I tagli alla politica del 2011 – A introdurre un primo taglio alla rappresentanza (e ai costi della politica) è stato nell’estate del 2011 l’allora ministro del Tesoro Giulio Tremonti, alle prese con una tempesta finanziaria sul nostro Paese che nel giro di pochi mesi avrebbe portato alla caduta dell’ultimo governo Berlusconi. Norme rimaste inattuate per mesi e richiamate da Mario Monti nel 2012 nel famoso decreto sulla spending review. Cosa prevedevano? La riduzione degli oltre 1.100 Consiglieri regionali allora presenti in Italia (da un minimo di 20 per le Regioni più piccole a un massimo di 80 per quelle con una popolazione superiore agli 8 milioni di abitanti), un taglio lineare degli stipendi, il divieto di cumulo delle indennità, l’obbligo di rendicontare i finanziamenti e i propri redditi.

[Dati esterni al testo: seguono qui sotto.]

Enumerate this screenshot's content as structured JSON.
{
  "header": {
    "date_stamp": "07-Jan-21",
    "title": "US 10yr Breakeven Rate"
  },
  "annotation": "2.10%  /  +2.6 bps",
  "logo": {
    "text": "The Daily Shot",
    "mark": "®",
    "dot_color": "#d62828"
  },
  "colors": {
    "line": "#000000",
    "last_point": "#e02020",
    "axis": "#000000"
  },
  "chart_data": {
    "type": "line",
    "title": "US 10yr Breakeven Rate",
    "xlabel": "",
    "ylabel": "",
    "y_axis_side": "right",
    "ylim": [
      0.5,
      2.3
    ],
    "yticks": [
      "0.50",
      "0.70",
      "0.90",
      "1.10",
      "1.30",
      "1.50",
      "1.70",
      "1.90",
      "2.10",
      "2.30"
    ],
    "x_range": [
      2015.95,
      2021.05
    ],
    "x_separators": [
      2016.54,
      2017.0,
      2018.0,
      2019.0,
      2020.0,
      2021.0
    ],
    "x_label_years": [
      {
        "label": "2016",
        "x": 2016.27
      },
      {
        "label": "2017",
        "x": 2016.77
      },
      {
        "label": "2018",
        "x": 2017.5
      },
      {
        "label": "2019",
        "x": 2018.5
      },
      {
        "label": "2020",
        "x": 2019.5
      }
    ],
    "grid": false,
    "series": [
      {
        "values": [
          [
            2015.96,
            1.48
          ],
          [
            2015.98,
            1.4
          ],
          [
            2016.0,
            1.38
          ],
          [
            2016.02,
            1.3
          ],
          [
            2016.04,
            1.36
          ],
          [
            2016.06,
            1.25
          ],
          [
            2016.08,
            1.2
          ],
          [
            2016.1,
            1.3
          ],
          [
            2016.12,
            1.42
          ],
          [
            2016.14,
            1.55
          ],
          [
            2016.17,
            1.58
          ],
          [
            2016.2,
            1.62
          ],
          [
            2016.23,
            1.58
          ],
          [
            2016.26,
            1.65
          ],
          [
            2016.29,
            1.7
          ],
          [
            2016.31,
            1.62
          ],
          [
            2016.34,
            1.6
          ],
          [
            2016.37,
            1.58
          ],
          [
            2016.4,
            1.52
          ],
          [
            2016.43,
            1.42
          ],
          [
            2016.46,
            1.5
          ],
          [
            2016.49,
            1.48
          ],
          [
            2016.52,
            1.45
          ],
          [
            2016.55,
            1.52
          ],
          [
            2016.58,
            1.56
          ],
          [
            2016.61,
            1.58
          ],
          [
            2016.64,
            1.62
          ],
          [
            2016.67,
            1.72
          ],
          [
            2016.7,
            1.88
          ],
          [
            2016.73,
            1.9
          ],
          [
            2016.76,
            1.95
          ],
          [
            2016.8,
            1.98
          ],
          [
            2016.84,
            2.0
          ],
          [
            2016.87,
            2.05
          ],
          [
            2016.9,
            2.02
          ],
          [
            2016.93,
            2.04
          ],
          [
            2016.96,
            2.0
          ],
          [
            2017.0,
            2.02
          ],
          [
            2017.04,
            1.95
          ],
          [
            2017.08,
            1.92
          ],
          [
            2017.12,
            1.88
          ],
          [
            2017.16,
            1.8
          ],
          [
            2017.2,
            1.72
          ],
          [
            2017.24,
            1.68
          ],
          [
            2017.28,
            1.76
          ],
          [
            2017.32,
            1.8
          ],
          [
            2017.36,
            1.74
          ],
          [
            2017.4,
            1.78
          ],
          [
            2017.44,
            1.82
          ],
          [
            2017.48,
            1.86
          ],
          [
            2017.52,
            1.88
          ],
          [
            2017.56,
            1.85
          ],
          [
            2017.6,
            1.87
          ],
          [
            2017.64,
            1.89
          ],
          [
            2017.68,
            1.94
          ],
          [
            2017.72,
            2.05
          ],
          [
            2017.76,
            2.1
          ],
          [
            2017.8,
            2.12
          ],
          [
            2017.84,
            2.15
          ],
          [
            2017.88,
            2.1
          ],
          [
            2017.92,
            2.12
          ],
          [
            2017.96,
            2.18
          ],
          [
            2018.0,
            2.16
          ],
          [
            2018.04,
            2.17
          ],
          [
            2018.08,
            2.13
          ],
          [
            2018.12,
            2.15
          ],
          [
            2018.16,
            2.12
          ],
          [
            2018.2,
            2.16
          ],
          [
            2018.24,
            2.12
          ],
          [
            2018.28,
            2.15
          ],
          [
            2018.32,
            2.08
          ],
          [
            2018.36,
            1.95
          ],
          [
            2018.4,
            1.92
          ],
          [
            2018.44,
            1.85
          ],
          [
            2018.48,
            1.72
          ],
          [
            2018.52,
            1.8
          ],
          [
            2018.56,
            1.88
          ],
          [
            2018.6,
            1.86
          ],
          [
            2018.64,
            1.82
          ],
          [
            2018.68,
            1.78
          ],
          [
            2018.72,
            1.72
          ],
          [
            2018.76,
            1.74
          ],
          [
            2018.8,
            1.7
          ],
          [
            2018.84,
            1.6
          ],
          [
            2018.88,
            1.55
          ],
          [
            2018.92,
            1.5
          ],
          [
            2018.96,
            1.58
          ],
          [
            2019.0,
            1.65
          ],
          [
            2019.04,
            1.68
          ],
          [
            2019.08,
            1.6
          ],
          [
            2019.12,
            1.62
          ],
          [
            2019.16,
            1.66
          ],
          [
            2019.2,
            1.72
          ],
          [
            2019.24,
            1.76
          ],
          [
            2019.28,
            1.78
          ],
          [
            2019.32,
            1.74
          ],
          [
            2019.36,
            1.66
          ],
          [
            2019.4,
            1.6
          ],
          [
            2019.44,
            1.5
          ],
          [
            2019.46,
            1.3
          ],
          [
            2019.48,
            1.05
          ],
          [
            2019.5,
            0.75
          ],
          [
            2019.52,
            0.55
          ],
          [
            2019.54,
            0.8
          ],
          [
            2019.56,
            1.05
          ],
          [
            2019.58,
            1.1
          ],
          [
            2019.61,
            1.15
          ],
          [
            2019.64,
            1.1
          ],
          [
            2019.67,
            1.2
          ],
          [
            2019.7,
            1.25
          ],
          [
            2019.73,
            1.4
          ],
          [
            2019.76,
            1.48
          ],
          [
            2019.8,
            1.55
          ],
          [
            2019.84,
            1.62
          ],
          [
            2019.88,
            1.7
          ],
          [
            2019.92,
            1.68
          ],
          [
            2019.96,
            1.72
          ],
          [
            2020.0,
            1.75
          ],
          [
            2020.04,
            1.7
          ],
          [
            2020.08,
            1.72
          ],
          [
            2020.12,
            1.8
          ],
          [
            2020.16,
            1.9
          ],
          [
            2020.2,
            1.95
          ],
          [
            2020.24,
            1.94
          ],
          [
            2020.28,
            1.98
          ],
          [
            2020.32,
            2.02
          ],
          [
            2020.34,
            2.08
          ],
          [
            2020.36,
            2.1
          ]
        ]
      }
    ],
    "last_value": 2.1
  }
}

Tutte misure all’epoca sollecitate a gran voce da grandi giornali, intellettuali e partiti e pensate con un unico obiettivo: “Porre un argine concreto allo sperpero del denaro pubblico che invece di essere usato per migliorare la res publica spesso è utilizzato come res privata, perdendo di vista il fine della politica”, aveva dichiarato in conferenza stampa l’allora premier Monti. In sostanza la “strada maestra per migliorare il rapporto eletti-elettori e arginare la crescente e preoccupante disaffezione verso la politica”. Anche all’epoca il risparmio ipotizzato non era enorme (un calcolo del Sole24Ore parlava di 64 milioni di euro annui a cui aggiungere un altro centinaio di milioni derivante dalla riduzione dei Consiglieri), ma in pochi – a differenza di oggi – si opposero parlando di vantaggi “irrisori” per le casse pubbliche o di “offesa” alla Costituzione.

Il ruolo del Parlamento europeo – All’orda dei quasi 2mila rappresentanti (nazionali e territoriali) su cui oggi possono contare i cittadini italiani, si sono aggiunti a partire dalla fine degli anni Settanta (1979) anche gli Europarlamentari. Ogni Paese membro dell’Unione europea ne elegge una quota in base alla sua popolazione: all’Italia nell’ultima legislatura ne sono andati 76. Un drappello di eletti che né i padri costituenti, né il governo Moro del ’68 avevano considerato. Anche a loro, infatti, spetta una fetta del potere legislativo. L’Ue ha la competenza esclusiva in materia di unione doganale, politica monetaria e commerciale, mentre concorre con gli Stati per quanto riguarda il mercato interno, le politiche sociali, agricoltura e pesca, ambiente, trasporti, energia, sicurezza, sanità, ricerca, spazio. Senza contare che i trattati comunitari prevedono una serie di fonti normative, come i regolamenti, che si applicano a tutti gli Stati membri senza la necessaria ratifica da parte dei Parlamenti nazionali. Una limitazione della sovranità nazionale permessa – sostiene la Consulta – dall’articolo 11 della Costituzione, secondo cui l’Italia “consente, in condizioni di parità con gli altri Stati, alle limitazioni di sovranità necessarie ad un ordinamento che assicuri la pace e la giustizia fra le Nazioni; promuove e favorisce le organizzazioni internazionali rivolte a tale scopo”.